🤖 AI Summary
To address high end-to-end latency and low resource utilization in LLM inference across heterogeneous edge-fog-cloud infrastructures, this paper proposes a two-stage hierarchical optimization framework. In the offline stage, a lightweight cross-layer model partitioning scheme is achieved via Binary Search combined with Dynamic Programming (BSDP). In the online stage, an Adaptive Request Task Scheduler (ARTS) dynamically allocates inference requests based on real-time queue states and effective computational capacity estimation. Crucially, the framework decouples slow-timescale model partitioning from fast-timescale task scheduling—enabling global optimization while preserving runtime adaptability—without model retraining or non-negligible overhead. Experiments on Phi-3-medium demonstrate up to 52.1% reduction in end-to-end latency versus GPipe and HEFT; even for long-sequence generation, latency remains 44.5% lower. GPU utilization is significantly improved, confirming both efficiency and scalability.
📝 Abstract
Large Language Models (LLMs) are increasingly executed across edge, fog, and cloud tiers where limited GPU memory, heterogeneous compute, and variable inter-tier bandwidth jointly constrain deployment and motivate model partitioning and request scheduling. In this setting, achieving low end-to-end latency is governed not only by where a model is deployed (inter-tier model partitioning) but also by how incoming requests are scheduled (intra-tier task scheduling) across heterogeneous nodes. These two problems are tightly coupled, as a suboptimal scheduler can negate the benefits of a good partition, and vice versa. In this paper, we propose Hyperion, a hierarchical two-stage framework that jointly optimizes partitioning and scheduling to minimize end-to-end latency for pipelined LLM inference in multi-tier networks, balancing compute and memory across tiers while introducing negligible runtime overhead and requiring no model retraining.
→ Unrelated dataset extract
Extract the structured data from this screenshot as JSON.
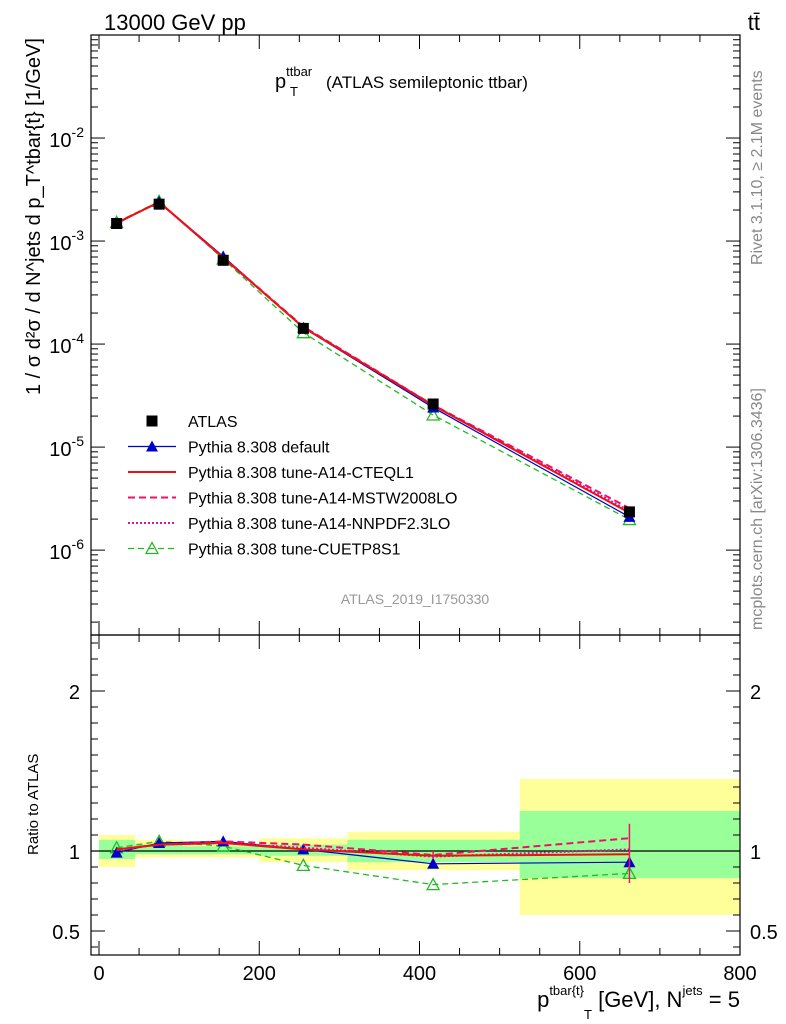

Motivated by the observation that partition choices evolve on slower timescales than request arrivals, Stage 1 performs offline, inter-tier partitioning via a Binary Search with Dynamic Programming (BSDP) procedure to produce balanced stage times under tier capacity and memory constraints; to adapt to time-varying load, Stage 2 performs online, intra-tier scheduling with a lightweight Adaptive Real-time Task Scheduling (ARTS) algorithm that maps each request to the best available node using real-time estimates of queue length and effective capacity. Experimental results on multi-tier inference tasks demonstrate that Hyperion significantly reduces end-to-end latency by up to 52.1% and 31.2%, with the Phi-3-medium model, compared to the GPipe and HEFT baselines, respectively. Furthermore, Hyperion shows superior scalability in long-sequence generation, maintaining a 44.5% lower latency than GPipe and achieving higher GPU utilization.